Ingredient Substitutions

IngredientSubstituteNotes
Instant rice Long-grain rice Add 1/2 cup broth and 20–25 minutes covered bake time
Chicken breasts Rotisserie chicken (3 cups) Reduce covered bake to 25 minutes
Cream of celery Cream of mushroom Or double the cream of chicken
Cheddar Colby jack or Monterey Jack Any good melter

Storage & Reheating

Refrigerate up to 4 days; portions reheat well in the microwave with a teaspoon of water.

Freeze baked portions up to 3 months, or assemble unbaked (with cooked rice) and freeze; thaw overnight and bake as written plus 10 minutes.

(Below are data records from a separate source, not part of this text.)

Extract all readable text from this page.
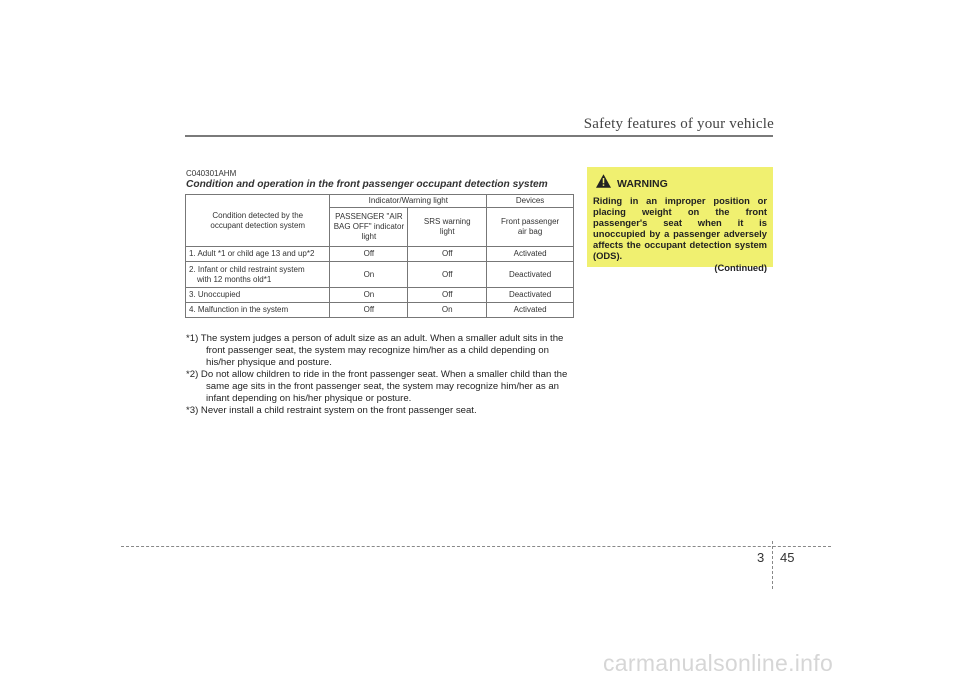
Safety features of your vehicle
C040301AHM
Condition and operation in the front passenger occupant detection system
Condition detected by the occupant detection system	Indicator/Warning light		Devices
	PASSENGER "AIR BAG OFF" indicator light	SRS warning light	Front passenger air bag
1. Adult *1 or child age 13 and up*2	Off	Off	Activated

2. Infant or child restraint system
with 12 months old*1	On	Off	Deactivated
3. Unoccupied	On	Off	Deactivated
4. Malfunction in the system	Off	On	Activated
*1) The system judges a person of adult size as an adult. When a smaller adult sits in the front passenger seat, the system may recognize him/her as a child depending on his/her physique and posture.
*2) Do not allow children to ride in the front passenger seat. When a smaller child than the same age sits in the front passenger seat, the system may recognize him/her as an infant depending on his/her physique or posture.
*3) Never install a child restraint system on the front passenger seat.
WARNING
Riding in an improper position or placing weight on the front passenger's seat when it is unoccupied by a passenger adversely affects the occupant detection system (ODS).
(Continued)
3 45
carmanualsonline.info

Frequently Asked Questions

Why is my rice still crunchy?
The foil seal leaked or the wrong rice went in. Instant rice needs a tight cover to steam; regular long-grain needs extra liquid and time as noted in the substitution table.
Can I assemble this the night before?
Yes — but hold the rice and broth until baking time, or the rice pre-soaks and turns mushy. Combine everything else and refrigerate.
Can I use brown rice?
Instant brown rice, yes, same method. Regular brown rice takes too long — parboil it 20 minutes first.
What can I add to stretch it further?
A second cup of vegetables or a can of drained white beans stretches it to 8 servings without anyone noticing.